2008 yılında kitabını okuduğum Dalia Sofer'in Şiraz'ın Eylülleri romanının filme uyarlandığını duyar duymaz izlemeyi kafama koymuştum. Adrien Brody'nin baş rolde olduğunu görür görmez merakım daha da arttı. Diğer baş rol ise Salma Hayek, ama Adriencığım Piyanist ve Houdini ile gönlümün ayrı bir köşesine taht kurduğu için daha torpillidir nezdimde. Kitabını yazdığım yazıda (yukarıdaki link) konuyu detaylıca anlattığım için tekrar uzun uzun bahsetmeyeceğim. Bir İran hikayesi dersem az çok tahmin edersiniz zaten. Humeyni ile birlikte yaşanan İslam devrimi sonrası son derece varlıklı, modern bir Musevi ailesinin başına gelenler ve kaçış öyküsü anlatılıyor. Bence güzel bir film uyarlaması olmuş, oyunculuklar çok başarılı, ama kitabını okumanızı illa ki tavsiye ederim. Filmde yer verilmemiş olsa da kitaptan aklımda kalan ve İsaac ile Farnez'ın yanında çalışan Habibe'nin ağzından söylenen şu sözünü bir kez daha burada hatırlatayım dedim: "Bir karıncanın gözünü, bir yılanın ayağını, bir mollanın da hayrını gören olmamıştır." Bence izlenesi bir film.
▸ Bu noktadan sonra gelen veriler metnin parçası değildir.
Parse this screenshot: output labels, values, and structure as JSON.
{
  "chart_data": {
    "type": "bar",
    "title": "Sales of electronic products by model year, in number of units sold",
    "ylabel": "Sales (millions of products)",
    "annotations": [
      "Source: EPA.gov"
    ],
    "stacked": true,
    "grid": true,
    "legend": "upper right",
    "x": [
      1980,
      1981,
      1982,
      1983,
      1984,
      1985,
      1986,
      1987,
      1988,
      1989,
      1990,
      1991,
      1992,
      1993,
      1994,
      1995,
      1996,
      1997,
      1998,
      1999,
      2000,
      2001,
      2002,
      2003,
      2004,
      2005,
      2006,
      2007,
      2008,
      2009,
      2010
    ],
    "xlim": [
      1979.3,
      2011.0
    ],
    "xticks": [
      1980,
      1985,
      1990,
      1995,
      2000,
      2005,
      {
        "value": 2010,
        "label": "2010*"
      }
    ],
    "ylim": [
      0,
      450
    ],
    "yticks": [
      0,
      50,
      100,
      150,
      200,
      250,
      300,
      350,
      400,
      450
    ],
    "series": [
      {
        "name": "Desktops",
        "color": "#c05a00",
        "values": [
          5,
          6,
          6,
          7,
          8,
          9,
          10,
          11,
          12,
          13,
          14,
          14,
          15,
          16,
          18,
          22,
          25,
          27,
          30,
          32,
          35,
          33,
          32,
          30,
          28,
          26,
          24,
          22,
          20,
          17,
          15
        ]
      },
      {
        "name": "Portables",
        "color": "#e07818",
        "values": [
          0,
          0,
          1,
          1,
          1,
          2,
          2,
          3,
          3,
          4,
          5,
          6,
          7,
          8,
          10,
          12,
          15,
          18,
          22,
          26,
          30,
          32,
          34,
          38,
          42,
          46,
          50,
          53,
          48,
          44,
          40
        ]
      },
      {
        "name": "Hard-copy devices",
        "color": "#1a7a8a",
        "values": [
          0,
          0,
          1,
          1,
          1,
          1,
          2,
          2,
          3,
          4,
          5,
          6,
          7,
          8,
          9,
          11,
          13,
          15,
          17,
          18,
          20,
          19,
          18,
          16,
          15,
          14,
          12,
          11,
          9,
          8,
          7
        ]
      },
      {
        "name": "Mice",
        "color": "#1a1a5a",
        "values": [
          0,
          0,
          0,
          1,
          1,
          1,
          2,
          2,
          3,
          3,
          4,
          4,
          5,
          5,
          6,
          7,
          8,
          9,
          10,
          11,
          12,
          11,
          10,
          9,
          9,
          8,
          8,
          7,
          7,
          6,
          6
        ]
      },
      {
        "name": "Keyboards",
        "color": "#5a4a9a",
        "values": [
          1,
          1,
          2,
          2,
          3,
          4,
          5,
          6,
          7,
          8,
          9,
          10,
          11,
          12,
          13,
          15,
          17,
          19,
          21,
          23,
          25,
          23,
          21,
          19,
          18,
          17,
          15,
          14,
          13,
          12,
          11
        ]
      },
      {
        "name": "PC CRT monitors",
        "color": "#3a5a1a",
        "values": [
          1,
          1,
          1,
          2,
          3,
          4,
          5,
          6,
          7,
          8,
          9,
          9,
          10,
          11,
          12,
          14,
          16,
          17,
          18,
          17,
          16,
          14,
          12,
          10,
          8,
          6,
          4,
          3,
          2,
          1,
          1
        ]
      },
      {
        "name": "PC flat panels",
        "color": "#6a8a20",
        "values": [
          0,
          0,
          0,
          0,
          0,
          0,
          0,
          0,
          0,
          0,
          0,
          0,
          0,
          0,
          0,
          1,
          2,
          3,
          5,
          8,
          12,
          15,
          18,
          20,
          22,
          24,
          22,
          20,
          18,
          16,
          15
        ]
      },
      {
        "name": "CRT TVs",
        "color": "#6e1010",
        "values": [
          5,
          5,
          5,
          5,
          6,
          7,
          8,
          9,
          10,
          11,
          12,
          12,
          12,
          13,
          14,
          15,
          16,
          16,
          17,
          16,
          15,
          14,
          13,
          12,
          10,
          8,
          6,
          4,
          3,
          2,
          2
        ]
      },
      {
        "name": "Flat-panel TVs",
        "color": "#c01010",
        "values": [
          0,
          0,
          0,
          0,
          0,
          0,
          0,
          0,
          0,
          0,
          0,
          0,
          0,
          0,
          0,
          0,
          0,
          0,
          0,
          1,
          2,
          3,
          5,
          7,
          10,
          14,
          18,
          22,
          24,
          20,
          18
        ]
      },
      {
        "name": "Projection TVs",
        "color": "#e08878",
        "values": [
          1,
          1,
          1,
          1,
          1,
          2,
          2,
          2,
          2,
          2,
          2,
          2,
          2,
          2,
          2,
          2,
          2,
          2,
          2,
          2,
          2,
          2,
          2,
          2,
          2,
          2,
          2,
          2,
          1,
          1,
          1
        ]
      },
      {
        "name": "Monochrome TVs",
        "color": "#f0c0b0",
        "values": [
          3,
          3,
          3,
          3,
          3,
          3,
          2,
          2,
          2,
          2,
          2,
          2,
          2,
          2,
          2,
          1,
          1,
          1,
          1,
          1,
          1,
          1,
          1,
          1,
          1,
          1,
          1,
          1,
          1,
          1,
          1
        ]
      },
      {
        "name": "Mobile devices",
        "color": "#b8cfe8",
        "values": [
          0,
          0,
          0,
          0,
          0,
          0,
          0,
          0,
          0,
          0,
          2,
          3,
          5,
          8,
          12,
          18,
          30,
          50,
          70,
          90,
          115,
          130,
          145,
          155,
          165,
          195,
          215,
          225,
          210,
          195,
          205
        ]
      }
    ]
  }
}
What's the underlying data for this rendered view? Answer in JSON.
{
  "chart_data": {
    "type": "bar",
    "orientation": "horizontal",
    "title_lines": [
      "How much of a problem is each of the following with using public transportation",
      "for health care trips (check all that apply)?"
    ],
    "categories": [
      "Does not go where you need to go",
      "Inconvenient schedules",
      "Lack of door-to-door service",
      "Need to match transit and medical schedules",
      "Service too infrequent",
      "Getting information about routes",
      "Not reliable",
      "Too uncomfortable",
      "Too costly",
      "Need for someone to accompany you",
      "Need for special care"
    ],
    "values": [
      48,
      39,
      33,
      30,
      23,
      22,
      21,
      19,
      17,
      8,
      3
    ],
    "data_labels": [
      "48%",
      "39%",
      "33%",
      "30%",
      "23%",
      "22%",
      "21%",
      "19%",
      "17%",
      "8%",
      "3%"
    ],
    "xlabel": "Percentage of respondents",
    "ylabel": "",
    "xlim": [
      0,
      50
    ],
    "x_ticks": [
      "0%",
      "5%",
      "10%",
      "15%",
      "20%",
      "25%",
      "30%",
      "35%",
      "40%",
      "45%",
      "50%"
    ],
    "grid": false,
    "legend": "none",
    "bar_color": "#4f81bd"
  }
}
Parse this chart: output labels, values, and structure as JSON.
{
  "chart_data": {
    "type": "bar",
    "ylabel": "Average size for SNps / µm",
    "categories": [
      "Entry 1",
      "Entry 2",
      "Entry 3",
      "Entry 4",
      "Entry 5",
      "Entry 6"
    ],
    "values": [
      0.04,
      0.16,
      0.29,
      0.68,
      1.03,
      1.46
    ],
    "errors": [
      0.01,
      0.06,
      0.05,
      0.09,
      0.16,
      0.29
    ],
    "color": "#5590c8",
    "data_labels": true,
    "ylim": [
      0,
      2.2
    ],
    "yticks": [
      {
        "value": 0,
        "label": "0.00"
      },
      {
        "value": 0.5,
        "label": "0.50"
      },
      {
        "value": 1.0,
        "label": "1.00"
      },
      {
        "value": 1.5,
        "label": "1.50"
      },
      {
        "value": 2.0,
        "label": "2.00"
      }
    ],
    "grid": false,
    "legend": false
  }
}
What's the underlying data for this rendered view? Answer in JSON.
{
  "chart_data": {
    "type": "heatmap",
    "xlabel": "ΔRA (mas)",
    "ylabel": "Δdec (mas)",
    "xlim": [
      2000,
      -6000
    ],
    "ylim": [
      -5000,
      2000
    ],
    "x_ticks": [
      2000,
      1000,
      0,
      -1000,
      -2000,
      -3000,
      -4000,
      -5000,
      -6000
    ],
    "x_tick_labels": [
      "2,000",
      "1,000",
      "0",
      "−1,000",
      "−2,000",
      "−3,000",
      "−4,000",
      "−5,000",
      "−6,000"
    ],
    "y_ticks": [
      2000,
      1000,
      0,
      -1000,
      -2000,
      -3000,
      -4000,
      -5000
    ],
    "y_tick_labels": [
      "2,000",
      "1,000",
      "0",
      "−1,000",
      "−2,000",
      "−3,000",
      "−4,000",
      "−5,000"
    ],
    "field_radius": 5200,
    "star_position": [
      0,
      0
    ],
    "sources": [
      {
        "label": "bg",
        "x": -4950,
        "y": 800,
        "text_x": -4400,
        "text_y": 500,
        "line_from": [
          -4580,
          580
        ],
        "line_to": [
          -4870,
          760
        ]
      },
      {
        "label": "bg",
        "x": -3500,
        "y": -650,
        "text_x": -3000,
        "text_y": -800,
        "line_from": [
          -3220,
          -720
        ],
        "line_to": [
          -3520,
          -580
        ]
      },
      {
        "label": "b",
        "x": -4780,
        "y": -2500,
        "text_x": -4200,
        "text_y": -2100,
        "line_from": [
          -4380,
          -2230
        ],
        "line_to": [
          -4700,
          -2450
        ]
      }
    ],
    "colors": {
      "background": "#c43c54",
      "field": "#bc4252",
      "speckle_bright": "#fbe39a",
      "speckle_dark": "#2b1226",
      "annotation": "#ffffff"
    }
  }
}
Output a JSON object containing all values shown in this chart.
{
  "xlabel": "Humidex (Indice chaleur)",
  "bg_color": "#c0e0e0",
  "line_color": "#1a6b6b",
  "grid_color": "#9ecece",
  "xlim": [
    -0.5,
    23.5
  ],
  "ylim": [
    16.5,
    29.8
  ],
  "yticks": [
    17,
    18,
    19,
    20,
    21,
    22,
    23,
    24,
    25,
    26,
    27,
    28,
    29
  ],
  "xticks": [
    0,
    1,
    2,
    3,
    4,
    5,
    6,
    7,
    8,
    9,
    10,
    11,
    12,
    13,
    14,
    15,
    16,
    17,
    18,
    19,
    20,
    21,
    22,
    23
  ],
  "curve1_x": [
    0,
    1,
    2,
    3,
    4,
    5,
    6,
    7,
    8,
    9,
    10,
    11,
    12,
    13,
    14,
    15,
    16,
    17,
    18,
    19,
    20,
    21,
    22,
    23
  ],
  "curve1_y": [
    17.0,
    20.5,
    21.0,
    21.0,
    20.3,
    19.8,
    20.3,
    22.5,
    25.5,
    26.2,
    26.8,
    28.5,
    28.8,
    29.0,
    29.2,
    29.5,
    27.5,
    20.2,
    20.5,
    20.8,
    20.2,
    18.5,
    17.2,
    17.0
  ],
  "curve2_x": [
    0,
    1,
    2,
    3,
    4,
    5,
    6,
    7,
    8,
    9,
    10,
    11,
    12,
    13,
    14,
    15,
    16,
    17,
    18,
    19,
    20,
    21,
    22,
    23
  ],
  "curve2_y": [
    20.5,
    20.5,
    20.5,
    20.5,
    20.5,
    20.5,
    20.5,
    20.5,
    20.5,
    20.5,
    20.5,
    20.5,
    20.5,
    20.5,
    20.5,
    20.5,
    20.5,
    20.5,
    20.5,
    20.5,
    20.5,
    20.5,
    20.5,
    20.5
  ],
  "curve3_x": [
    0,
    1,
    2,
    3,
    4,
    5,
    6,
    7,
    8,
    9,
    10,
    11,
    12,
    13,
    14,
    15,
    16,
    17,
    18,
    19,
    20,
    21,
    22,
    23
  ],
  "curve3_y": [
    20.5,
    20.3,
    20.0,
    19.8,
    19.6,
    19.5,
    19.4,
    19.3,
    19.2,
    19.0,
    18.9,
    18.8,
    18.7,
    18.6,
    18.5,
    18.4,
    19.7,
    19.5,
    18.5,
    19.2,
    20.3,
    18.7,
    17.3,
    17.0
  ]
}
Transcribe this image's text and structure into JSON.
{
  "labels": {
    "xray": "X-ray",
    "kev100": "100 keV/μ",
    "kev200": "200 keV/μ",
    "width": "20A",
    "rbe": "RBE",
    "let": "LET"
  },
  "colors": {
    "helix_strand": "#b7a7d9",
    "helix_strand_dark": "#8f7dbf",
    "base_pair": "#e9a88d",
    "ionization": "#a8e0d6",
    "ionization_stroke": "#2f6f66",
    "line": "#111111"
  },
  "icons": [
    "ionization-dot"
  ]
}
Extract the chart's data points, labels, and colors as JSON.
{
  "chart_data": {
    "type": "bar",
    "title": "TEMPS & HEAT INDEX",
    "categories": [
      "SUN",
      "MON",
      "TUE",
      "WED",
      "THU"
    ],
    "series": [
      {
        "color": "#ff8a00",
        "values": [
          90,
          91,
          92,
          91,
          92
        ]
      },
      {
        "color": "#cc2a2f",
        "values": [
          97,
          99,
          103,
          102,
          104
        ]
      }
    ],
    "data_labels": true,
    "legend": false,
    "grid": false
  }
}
İkinci film önerim ise Diren! (Suffragette) olacak. Kadınların 1900lü yılların başlarında İngiltere'de oy hakkı elde etmek için verdikleri mücadeleyi anlatan filmin oyuncu kadrosunda Meryl Streep ve Carey Mulligan gibi isimler göze çarpıyor. Konusu ve oyunculuklar kadar dönem kostümleri ve dekorları da çok başarılı olan filmden çıkan mesajı da günümüzde de içselleştirmemiz hayrımıza olur gibi görünüyor: oturduğun yerden direniş olmaz; kanınla, canınla, feragat ederek, boyun eğmeyerek haklarını kazanabilirsin. Erkek egemen sömürü düzeninde gerçekten de hakkın verilmediğinin, büyük mücadeleler sonrasında alındığının göstergesi bu film. Dayanışmanın ve örgütlü olmanın önemini de gösteriyor. Filmin sonunda ise jenerikte yıllar itibariyle kadınlara oy hakkı veren ülkelerin listesi akıyor. Fransa, İtalya, 1970lerde bu hakkı tanıyan İsviçre gibi ülkeleri görünce 1934'te bizlere bu hakkı ve değeri veren Atatürk'ü bir kez daha sevgi, saygı ve minnetle anmadan edemedim. Ne şanslıyız aslında!
Sergi Haberi: Salt Tuz
Yolum Nişantaşı'nda Galeri Işık yakınlarına düştüğünde mutlaka içeride ne var ne yok diye görmek için uğrarım. Bu kez de 19 Kasım'a kadar devam edecek Salt Tuz adlı fotoğraf sergisini gezmek için uğradım geçen hafta. Sergide Tuz Gölü'nün yok olma tehlikesine dikkat çekmek isteyen fotoğrafçılar, fotoğrafçı Salih Güler'in rehberliğinde 2013 yılından bu yana farklı zamanlarda çektikleri fotoğrafları sergiliyor.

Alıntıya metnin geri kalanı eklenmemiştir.